Good Manners Do Not Equal Capacity

imagesCAW6PLLHI have a patient who has fairly advanced dementia. She has trouble speaking, but she still knows what day it is. When people come to visit, she recognizes them and makes appropriate comments, though usually in very short sentences. She can still play bridge, though her skill at that game has greatly diminished. When friends come to visit, they acknowledge that she’s bedridden and ill, but say, “Her mind seems fine.” It’s not. Her “capacity,” that is, her ability to take in information, analyze it, and make decisions, is severely compromised. A scammer called her a couple years ago and she gave her complete bank account information and let him withdraw $1,000. When you discuss complicated medical options with her, she cannot understand the treatments, much less the pros and cons of each. She needs a fiduciary to pay her bills. Her daughter has medical power of attorney for her. Still, many people might think she’s reasonably OK, if old and ailing.

In addition to doing geriatric house calls in the San Francisco Bay Area, I also testify in court cases involving geriatric patients. In both those contexts, I find that everyone seems to think they can diagnose the presence, the absence, or the severity of dementia: general practitioners, judge, attorneys, social service workers, accountants, and family members. Most people do not understand that even if a person knows the day and who’s president, their mental function may still be severely compromised.

As humans, we’re used to relying upon social cues. So if someone’s expression seems alert, and they can navigate a social situation, many assume that person is fine. Someone with early dementia, especially vascular dementia of frontal-temporal dementia, may “pass” in a casual setting but be completely unable to manage their finances, cook, drive safely or care for themselves.

I had a 63-year-old patient who had alcoholic dementia. If everything was presented to him on paper, he seemed to be able to make reasoned decisions. Yet he could not remember that he had been in the hospital several times in the past month. He could not remember abusing alcohol, or passing out at the wheel of a car. He could not make reasoned decisions because he could not remember what happened to him in the past. Yet because he seemed socially appropriate, I had to cajole the attending neuro-psychologist to take a second look at his case.

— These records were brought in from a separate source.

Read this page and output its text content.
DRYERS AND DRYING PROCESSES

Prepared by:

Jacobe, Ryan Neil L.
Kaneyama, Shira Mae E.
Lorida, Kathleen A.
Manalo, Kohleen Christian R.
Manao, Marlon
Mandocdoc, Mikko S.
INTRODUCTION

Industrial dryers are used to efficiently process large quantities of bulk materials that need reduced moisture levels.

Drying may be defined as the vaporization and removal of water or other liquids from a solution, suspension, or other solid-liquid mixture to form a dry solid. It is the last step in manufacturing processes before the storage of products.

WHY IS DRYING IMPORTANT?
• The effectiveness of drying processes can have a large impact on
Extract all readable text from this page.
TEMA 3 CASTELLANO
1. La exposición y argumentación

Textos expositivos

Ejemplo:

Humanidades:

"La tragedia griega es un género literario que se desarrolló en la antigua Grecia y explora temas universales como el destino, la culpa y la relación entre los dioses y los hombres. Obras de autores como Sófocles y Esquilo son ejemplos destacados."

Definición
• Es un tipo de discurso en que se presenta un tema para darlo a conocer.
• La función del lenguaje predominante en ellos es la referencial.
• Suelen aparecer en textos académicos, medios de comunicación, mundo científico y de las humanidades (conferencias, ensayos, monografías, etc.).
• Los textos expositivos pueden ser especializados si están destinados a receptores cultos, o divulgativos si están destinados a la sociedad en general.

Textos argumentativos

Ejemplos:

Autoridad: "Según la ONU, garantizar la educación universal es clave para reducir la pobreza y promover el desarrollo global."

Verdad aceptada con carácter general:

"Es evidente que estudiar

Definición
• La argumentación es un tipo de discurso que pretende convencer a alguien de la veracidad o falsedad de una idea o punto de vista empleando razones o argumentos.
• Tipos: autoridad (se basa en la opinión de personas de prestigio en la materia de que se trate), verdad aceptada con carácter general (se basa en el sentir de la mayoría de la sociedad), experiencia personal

Remember that self-reported abilities and good manners do not mean a person has all the mental tools necessary to run an adult life. If you have any concerns or suspicions that your elder’s abilities have become seriously compromised, get them in for a full “Gero-Neuropsychological Testing.” It’s important that the person doing the testing understand the issues of the elderly. Not every psychologist or psychiatrist has this training. Make sure you ask.